AMSynths Minisonik

Overview  Back in 1974 G.D.Shaw designed the Practical Electronics Minisonic 2 analog synthesizer. It was published as a magazine project to build, and complete kits were available from a company called Phonosonics. I was lucky enough to get this kit as a Xmas present in 1974 and I gradually built the whole synthesizer with the keyboard and controls in a Roland SH3 style casing. My first synth!

The Minisonic 2 synthesizer proved disappointing, as the VCO’s drifted and I could not get close to the keyboard playing octaves accurately. I recorded a few songs with this synth but sold it in 1979 to help pay for a visit to the USA, as I never managed to sort out the two VCO’s which drifted with hopeless keyboard tracking. An experience shared by many UK DIY synth enthusiasts!

Original Design The Minisonic 2 came with a 4 octave keyboard, two VCO’s, a diode filter, two basic AR envelope generators, two VCA’s with manual output panning. There was no LFO but VCO2 could be set as a drone, and there was a ring modulator. Listening to the music I wrote with the synth in 1979, you can hear the low drones and the VCS3 style filter.

AM8050 Prototype

Minisonik Replica I toyed with the idea of a replica for some years and built a copy of the diode filter as the AM8050. I was put off the idea of a full replica, as the VCA’s use rare 6-pin MFC6040 chips which are hard to find and expensive. There is no LFO, the two envelopes are AR and  only a sawtooth waveform from each VCO.

On the positive side there is lots of modulation routing via over 20x latching push button switches, the VCO’s can be set to drone and detached from the keyboard, there is bi-directional variable cross mod, variable oscillator sync, and VCO1 can FM modulate the filter as a LFO. There is also a ring modulator, are two outputs with level and panning.

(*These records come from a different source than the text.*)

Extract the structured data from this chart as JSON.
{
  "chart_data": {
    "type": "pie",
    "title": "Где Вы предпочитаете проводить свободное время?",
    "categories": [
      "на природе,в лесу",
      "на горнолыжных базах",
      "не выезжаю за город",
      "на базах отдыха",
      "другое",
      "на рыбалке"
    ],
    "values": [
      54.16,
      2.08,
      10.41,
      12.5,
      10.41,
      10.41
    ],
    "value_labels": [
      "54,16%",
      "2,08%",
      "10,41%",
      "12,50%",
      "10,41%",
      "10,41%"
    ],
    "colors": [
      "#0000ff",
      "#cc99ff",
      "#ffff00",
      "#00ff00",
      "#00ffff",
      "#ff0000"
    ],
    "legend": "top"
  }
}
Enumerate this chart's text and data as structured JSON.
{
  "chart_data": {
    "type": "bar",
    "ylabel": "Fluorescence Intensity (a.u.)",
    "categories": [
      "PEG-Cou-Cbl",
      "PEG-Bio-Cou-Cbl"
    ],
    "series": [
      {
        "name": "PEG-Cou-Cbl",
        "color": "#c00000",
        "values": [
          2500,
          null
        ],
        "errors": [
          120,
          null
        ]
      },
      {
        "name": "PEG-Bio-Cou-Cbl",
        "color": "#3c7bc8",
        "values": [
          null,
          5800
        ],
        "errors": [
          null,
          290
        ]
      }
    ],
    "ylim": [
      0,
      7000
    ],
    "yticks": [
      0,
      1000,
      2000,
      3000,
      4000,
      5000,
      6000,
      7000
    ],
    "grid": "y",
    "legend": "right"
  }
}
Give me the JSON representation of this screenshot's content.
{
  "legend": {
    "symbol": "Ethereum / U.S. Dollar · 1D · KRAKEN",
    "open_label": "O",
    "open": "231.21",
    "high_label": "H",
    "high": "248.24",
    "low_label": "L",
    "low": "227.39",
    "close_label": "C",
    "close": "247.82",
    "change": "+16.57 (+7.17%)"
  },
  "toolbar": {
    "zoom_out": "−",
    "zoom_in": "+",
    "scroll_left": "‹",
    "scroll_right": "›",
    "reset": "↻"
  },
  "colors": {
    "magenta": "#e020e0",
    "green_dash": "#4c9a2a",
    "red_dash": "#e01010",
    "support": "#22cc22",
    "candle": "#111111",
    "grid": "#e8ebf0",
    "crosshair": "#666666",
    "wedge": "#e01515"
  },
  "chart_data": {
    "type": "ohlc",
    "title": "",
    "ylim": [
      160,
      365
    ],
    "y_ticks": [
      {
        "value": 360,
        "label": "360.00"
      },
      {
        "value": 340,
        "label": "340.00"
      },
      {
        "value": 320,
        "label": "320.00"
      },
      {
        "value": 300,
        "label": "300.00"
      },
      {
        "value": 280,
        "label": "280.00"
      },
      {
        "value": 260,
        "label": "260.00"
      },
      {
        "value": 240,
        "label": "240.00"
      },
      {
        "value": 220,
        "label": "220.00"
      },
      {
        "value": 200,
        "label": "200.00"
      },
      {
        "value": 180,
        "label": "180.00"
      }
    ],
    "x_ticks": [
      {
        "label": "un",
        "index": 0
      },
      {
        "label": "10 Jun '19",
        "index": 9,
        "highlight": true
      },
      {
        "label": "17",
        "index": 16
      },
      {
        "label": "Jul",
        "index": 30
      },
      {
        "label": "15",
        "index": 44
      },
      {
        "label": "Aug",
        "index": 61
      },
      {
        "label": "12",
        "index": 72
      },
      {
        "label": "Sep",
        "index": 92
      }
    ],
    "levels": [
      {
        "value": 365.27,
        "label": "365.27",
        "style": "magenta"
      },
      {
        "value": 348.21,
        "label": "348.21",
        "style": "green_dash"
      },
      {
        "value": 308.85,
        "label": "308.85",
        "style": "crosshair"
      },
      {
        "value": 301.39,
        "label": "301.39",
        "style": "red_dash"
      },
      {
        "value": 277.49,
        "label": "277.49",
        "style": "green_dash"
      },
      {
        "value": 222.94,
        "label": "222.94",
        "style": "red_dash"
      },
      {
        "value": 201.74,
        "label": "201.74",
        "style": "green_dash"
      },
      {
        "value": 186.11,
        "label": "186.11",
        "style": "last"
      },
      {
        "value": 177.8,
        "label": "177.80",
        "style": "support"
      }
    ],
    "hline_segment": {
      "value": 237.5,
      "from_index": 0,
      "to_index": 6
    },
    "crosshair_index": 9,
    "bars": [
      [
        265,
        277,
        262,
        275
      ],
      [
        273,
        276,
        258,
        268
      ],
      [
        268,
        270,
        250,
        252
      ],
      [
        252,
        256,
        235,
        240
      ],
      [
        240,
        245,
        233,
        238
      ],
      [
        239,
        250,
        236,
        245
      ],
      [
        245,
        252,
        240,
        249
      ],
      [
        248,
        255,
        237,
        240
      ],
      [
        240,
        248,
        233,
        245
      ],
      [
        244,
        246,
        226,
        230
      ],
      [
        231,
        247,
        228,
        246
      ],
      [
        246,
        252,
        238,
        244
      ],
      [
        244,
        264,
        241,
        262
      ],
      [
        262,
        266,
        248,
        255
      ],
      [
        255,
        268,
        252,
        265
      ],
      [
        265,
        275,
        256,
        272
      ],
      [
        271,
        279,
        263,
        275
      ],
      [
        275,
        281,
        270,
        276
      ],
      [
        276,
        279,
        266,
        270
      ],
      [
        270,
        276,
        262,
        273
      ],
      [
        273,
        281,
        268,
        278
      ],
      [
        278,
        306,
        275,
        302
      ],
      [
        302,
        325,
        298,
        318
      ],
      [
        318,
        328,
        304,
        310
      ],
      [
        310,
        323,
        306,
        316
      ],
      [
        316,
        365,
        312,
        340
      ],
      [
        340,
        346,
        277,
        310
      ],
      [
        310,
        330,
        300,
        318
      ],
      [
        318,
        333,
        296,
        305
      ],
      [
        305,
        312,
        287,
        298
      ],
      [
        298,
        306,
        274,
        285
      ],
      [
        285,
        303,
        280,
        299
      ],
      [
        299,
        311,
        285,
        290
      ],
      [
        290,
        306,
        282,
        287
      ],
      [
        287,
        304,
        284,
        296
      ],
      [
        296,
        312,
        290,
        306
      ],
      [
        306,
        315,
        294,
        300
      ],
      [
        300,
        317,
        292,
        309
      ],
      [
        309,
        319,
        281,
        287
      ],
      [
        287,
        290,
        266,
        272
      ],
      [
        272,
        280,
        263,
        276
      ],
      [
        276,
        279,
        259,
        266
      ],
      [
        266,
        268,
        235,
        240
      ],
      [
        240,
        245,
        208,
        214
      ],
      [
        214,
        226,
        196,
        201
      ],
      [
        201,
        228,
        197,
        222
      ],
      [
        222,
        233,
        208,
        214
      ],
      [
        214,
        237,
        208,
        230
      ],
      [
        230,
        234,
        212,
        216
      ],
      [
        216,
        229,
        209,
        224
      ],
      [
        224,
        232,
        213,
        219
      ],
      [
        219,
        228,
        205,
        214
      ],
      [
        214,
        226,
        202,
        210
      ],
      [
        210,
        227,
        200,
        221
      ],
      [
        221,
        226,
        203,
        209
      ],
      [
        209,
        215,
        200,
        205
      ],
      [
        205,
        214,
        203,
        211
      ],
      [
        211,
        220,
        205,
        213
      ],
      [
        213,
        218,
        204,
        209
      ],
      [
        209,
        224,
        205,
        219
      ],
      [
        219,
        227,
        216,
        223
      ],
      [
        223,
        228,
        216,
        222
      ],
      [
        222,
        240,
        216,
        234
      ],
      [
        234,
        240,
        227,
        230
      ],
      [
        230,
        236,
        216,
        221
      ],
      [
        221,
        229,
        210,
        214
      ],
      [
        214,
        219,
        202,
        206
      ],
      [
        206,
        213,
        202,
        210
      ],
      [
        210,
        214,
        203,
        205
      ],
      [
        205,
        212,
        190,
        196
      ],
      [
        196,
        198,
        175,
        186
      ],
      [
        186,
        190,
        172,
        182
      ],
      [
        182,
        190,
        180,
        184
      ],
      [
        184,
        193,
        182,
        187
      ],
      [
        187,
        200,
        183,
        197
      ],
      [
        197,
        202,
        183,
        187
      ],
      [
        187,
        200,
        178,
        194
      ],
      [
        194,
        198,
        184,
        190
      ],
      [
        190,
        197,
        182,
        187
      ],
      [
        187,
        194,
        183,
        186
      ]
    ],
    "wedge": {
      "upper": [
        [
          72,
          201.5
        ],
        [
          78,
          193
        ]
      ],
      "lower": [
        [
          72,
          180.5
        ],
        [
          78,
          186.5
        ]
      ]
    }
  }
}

Then in 2021 I found by chance, an 8-pin DIL version of the VCA chip; it was cheap and available as NOS. I knew I could sort out the tracking and stability of the VCO’s with an amended exponential converter design, so the project was on!

Minisonic 2 Routing

Features The Minisonik synth is based on the original design, with a some subtle changes and improvements:

  • New exponential converters in the VCO’s and VCF
  • Dual matched transistor pairs in the expo converters
  • Temperature compensation in the VCO’s.
  • Revised noise source using a transistor rather than a diode
  • Removed the +/-6V power supply
  • Retained the +/-9V power using LDO regulators
  • LED indicator for power ON/OFF
  • Tune control but no Span or Portamento
  • Eurorack Pitch and Gate inputs
  • External input to Ring Mod and added one to the VCF.
  • Color code push button caps
  • 60 HP black anodised panel

Minisonik Panel

Development The synth was laid out across two PCB’s, Panel and Main, in Autumn 2021. The front panel design was done first, so I could determine where the pots and switches would be. I have kept to the original left to right layout with the VCF, ES/VCA’s lined up vertically. The pan controls and envelope levels use 9mm trimmers, so I could fit the synth into 60 HP, with large knobs for the main controls.

The noise circuit is a traditional transistor design (ARP, Oberheim) using the 2SC828 which is particularly good at generating a wide noise spectrum (as used in the Roland TR808). The SG3402 based ring modulator circuit has been retained, as it has a slightly different internal schematic than the easier to find MC1496. The headphone feature has been omitted, which means we don’t need the rare MFC4000B chips. The Eurorack standard +5V gate signal is converter to -9V for the envelope shapers using a comparator chip and a transistor inverter.

Outcome  The two PCB’s were ordered in July 2022 and gradually populated over the next 3 months.